The Canadian folk duo perform at the Vilar Center in Beaver Creek Saturday as part of the Underground Sound music series. The women, both in their mid-20s, have been writing and performing together since 2002 and are rising stars on the Canadian music festival scene.
Last year they ventured into the states to see if they could expand their fanbase, Carabine said.
“With our most recent studio album, ‘Everyone is Someone,’ we felt the material was really strong and we wanted to bring it to a larger audience,” Carabine said.
Within months, the girls found themselves on stage at the Newport Folk Festival – a “dream come true.”
“There are so many pockets of devoted roots and folk music fans, we’ve had a blast,” Carabine said. “We’ve been focusing on the north east but with our recent California shows and Colorado shows, we’re starting to branch out.”
“Branching out” includes a stint on the PBS special “Girls From the North Country,” a special with live performances by top female Canadian folk music artists. The special, which was filmed in early 2010, aired on PBS stations across North America beginning in June.

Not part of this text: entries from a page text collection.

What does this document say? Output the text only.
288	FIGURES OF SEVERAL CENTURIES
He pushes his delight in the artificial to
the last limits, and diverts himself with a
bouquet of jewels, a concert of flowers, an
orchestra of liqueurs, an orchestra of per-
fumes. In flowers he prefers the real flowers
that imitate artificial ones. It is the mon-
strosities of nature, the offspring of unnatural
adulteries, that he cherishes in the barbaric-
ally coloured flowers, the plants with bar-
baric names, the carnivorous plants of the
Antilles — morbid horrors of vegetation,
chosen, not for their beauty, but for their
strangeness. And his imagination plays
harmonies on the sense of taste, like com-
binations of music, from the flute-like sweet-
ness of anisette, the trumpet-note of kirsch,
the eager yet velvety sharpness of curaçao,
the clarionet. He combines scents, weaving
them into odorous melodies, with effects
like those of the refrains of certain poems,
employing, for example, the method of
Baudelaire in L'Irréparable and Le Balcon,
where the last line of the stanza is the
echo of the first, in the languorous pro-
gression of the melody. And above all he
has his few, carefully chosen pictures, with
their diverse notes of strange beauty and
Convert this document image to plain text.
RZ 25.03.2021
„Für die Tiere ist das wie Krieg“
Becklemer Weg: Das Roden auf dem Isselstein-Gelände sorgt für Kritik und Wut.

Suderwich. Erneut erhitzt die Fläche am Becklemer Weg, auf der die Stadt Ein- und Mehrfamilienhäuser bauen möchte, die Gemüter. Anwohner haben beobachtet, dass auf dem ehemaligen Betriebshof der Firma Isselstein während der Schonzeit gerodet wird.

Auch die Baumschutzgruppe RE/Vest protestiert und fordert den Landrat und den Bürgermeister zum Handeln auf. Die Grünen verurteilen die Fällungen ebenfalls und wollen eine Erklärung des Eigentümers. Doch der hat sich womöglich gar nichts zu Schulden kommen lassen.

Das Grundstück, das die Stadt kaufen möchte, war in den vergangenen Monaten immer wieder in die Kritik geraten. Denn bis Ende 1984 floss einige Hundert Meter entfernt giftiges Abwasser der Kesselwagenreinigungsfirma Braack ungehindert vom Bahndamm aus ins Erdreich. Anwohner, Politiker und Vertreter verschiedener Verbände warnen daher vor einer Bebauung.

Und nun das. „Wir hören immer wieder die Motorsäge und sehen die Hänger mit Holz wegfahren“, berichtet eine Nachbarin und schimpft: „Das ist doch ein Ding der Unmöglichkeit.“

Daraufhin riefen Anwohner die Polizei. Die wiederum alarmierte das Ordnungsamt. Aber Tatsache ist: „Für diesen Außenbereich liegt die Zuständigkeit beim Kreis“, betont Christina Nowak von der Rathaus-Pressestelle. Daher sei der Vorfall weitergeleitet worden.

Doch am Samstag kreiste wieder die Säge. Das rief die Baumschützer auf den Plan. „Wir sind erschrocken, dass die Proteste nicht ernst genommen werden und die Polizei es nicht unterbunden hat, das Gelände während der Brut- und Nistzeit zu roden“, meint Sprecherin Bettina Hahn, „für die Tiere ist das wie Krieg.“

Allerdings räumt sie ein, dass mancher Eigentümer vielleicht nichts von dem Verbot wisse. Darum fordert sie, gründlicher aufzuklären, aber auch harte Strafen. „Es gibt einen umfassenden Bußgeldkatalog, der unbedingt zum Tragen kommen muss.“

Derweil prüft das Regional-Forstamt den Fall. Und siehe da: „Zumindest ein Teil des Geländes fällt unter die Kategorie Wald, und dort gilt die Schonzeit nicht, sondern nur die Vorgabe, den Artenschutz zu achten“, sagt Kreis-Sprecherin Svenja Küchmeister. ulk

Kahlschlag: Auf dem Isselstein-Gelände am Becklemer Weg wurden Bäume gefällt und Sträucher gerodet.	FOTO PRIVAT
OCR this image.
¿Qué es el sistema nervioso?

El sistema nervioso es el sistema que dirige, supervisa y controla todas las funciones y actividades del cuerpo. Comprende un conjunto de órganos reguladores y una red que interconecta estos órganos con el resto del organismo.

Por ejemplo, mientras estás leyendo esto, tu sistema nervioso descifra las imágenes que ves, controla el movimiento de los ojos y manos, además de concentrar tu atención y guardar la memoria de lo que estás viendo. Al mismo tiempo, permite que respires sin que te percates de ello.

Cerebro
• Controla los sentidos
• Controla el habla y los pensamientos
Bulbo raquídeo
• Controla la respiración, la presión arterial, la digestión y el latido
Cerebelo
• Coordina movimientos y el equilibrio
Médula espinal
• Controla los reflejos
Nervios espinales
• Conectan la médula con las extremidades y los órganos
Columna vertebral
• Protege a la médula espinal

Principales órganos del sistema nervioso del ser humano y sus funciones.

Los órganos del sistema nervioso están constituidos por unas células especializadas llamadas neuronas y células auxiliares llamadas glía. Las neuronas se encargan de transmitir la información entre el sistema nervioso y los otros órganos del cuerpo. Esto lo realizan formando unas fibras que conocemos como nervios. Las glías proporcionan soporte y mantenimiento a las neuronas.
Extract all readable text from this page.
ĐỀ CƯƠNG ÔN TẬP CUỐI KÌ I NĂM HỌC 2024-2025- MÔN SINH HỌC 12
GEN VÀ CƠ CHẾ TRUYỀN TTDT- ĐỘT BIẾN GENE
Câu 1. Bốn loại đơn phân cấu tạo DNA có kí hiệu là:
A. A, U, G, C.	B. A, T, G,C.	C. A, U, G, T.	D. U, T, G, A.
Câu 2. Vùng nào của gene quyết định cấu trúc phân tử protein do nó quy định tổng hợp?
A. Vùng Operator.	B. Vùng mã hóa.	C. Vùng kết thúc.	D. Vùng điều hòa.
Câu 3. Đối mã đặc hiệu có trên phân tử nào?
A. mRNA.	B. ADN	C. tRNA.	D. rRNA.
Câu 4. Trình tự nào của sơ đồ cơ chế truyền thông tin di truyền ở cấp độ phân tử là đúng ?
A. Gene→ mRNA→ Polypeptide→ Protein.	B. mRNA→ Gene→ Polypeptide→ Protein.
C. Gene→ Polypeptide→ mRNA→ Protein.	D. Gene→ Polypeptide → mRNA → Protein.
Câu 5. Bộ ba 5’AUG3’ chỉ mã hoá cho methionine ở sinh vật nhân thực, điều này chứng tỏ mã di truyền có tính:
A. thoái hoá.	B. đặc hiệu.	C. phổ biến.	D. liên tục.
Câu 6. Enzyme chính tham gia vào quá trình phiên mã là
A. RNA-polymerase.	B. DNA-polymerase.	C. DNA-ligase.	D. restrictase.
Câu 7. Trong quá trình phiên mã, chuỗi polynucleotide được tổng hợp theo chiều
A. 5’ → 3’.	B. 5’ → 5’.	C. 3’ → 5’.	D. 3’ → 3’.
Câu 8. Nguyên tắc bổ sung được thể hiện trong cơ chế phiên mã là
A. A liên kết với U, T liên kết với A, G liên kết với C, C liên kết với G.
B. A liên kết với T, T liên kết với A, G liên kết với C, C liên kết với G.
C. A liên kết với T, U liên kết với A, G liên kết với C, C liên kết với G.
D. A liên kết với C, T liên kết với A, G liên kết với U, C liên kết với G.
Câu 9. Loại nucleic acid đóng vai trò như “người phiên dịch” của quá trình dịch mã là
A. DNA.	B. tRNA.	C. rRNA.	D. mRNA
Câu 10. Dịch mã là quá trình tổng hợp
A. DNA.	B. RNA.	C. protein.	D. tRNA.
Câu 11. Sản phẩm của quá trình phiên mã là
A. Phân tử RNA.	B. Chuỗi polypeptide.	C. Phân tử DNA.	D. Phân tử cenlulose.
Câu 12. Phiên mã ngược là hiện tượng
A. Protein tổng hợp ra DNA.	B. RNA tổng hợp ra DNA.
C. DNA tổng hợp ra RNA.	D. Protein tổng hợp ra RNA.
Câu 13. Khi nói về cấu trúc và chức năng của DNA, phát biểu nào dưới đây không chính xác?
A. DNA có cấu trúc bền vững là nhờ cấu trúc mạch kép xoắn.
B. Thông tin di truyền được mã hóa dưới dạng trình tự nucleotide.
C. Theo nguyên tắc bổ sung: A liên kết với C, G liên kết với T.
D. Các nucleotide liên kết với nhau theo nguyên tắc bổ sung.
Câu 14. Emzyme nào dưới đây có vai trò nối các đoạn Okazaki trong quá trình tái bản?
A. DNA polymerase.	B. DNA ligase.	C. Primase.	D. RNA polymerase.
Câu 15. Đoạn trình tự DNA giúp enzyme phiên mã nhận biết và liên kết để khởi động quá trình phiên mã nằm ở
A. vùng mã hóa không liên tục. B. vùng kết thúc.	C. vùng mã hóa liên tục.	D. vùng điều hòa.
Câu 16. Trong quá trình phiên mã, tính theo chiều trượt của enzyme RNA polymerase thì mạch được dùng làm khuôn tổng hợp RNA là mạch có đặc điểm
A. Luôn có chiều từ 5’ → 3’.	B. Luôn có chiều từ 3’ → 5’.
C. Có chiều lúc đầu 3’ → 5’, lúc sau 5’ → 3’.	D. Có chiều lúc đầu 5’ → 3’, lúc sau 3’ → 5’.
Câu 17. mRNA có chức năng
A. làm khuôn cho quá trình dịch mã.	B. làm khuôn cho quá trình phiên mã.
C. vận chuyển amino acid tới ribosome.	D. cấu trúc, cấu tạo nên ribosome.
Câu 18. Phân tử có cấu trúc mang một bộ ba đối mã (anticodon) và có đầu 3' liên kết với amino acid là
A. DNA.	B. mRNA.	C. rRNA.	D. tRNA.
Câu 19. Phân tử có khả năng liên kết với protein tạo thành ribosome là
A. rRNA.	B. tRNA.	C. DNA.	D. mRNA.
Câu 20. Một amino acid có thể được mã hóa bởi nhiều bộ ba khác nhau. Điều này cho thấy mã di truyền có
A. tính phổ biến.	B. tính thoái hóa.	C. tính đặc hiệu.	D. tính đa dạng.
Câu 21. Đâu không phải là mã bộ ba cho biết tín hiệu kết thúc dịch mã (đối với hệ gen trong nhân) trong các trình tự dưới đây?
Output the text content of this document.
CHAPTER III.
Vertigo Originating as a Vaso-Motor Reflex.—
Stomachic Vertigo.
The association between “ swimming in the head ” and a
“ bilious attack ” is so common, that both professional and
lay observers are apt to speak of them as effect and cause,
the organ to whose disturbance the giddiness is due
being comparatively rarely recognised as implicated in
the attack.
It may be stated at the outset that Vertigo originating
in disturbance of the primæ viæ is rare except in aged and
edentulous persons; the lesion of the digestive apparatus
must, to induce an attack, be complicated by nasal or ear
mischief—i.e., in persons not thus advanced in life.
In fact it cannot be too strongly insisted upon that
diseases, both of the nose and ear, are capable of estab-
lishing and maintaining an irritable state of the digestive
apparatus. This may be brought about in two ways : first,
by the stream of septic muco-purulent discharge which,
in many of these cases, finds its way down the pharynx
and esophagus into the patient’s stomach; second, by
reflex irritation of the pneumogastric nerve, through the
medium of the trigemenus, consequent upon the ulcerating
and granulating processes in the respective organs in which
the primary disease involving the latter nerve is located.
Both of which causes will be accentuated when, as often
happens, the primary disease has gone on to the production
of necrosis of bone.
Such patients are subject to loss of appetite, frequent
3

“We did our own songs, as well as classic Canadian covers – a Bob Dylan song, Joni Mitchell, Leonard Cohen, Gordon Lightfoot -the legends,” Carabine said. “We’re really proud of it. It captured the essence of what we do and I was proud to pay homage to my favorite acts.”
Wolcott resident Kira Burner first heard Dala a few years ago, when the song “Drive Through Summer” was featured on a TV series she was watching.
“I immediately downloaded the song and listened to it on repeat for the rest of the summer,” she said.
A friend “reintroduced” her to the band recently and she’s grown to love more of their repertoire.
Though Burner hasn’t seen the band perform live before, she “anticipates an engaging show” Saturday.
“Their lyrics are honest and relatable,” she said. “Their songs are catchy, but there is also a story to be told in their creative and insightful lyricism.”
According to Carabine, Dala falls into the pop-folk or neo-folk genre.
“We’re writing on acoustic instruments and it’s just our two voices. That’s the basis of what we do,” she said. “Our influences are Neil Young, Crosby Stills Nash and Young, Joni Mitchell. We write with an ear for pop music as well and are listening to current artists all the time, so we’re right in the middle of those two genres.”
And for now, there’s no plan to add more people – or anything else for that matter – into the mix, Carabine said.
“What like back up dancers? Or a children’s choir? No, we’re very happy with the dynamic of the two of us. That’s where the magic is. If it ain’t broke, you know?”